As it turned out, the Yankees were swept by the Pale Hose in four games and seemed finished for the season. When the Bombers boarded their bus after the last loss, Berra (whose job was in danger), didn’t feel like celebrating. But in the back of the bus, Phil Linz broke out his harmonica and started to play. He was just learning and was following the instructions in a book that came with his instrument: “Mary Had A Little Lamb.” As Richardson later remembered: “So now we lost the four games in Chicago, and Phil — who didn’t play an inning of any of those games — was in the back of the bus and decided to choose this time to learn how to play the harmonica. When Yogi heard him, he jumped up and yelled: ‘Put that thing in your pocket.’ Unfortunately, Linz didn’t hear him and when he asked what Yogi had said, Mantle, who was sitting across the aisle, yelled: ‘He said to play it louder.’ So Phil kept playing and this time, Yogi jumped up and he was really mad. He grabbed the harmonica and threw it and it hit Pepitone, who started screaming for the trainer.” The bus broke out in gales of laughter — but Berra didn’t think it was funny. Enraged, he returned to his seat.
Inevitably, the incident reached the New York papers. It was a huge story and viewed as emblamatic of the Yankees’ troubles — and of Berra’s inability to handle the team. “In the end,” Richardson relates, “Yogi had the last laugh. The team got together after that and rallied to win the pennant. I think we went 22-6 in September to finish a game ahead of the White Sox.” The Yankees faced the Cardinals in the ’64 Series and lost in seven, but despite their late season success, Yogi was finished. The harmonica incident had convinced Yankees’ owner Dan Topping that Berra couldn’t handle the team and after the season he was fired — and replaced by Cardinals manager Johnny Keane.

After retiring from baseball, Kubek became a television broadcaster and active Wisconsin Democrat.
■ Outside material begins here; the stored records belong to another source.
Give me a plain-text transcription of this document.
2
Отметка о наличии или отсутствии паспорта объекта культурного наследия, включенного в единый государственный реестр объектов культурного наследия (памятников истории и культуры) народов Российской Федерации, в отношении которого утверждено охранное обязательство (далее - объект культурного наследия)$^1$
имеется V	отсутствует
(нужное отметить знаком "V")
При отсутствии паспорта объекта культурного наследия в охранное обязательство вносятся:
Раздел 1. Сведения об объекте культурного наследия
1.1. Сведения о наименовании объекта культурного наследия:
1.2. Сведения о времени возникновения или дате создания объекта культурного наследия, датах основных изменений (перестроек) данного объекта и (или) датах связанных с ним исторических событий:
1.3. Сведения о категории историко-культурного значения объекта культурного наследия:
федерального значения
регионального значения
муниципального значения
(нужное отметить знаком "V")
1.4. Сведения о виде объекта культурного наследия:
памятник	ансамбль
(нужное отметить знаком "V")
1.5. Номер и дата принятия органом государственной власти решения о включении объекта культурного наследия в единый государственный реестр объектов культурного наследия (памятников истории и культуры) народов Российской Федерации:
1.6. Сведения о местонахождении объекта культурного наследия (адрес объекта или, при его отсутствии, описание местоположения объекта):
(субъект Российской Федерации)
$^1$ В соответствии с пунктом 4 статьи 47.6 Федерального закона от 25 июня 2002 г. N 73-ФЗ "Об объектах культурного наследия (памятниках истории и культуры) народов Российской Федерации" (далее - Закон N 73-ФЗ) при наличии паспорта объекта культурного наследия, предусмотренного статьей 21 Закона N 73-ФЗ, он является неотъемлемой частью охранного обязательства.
In 1976, when his friend Bobby Richardson (who had become a minister) was a candidate for a Congressional seat in South Carolina, Kubek refused to campaign for him. Phil Linz did not have as nearly as good as a career in baseball as either Kubek or Richardson (.235 BA in seven years), but his dust-up with Berra made his reputation: after the incident was made public, Linz was offered offered $5000 by the Hohner Company to promote their harmonica and after the season he made so much money on the banquet circuit (telling the story) that he was able to open a successful New York bar. ”Yogi never held it against me,” Linz says. ”All my jobs have been because of that; people remember me because of that one incident. I only hit eleven home runs my whole career, you know, but I’m in all the books and all that.”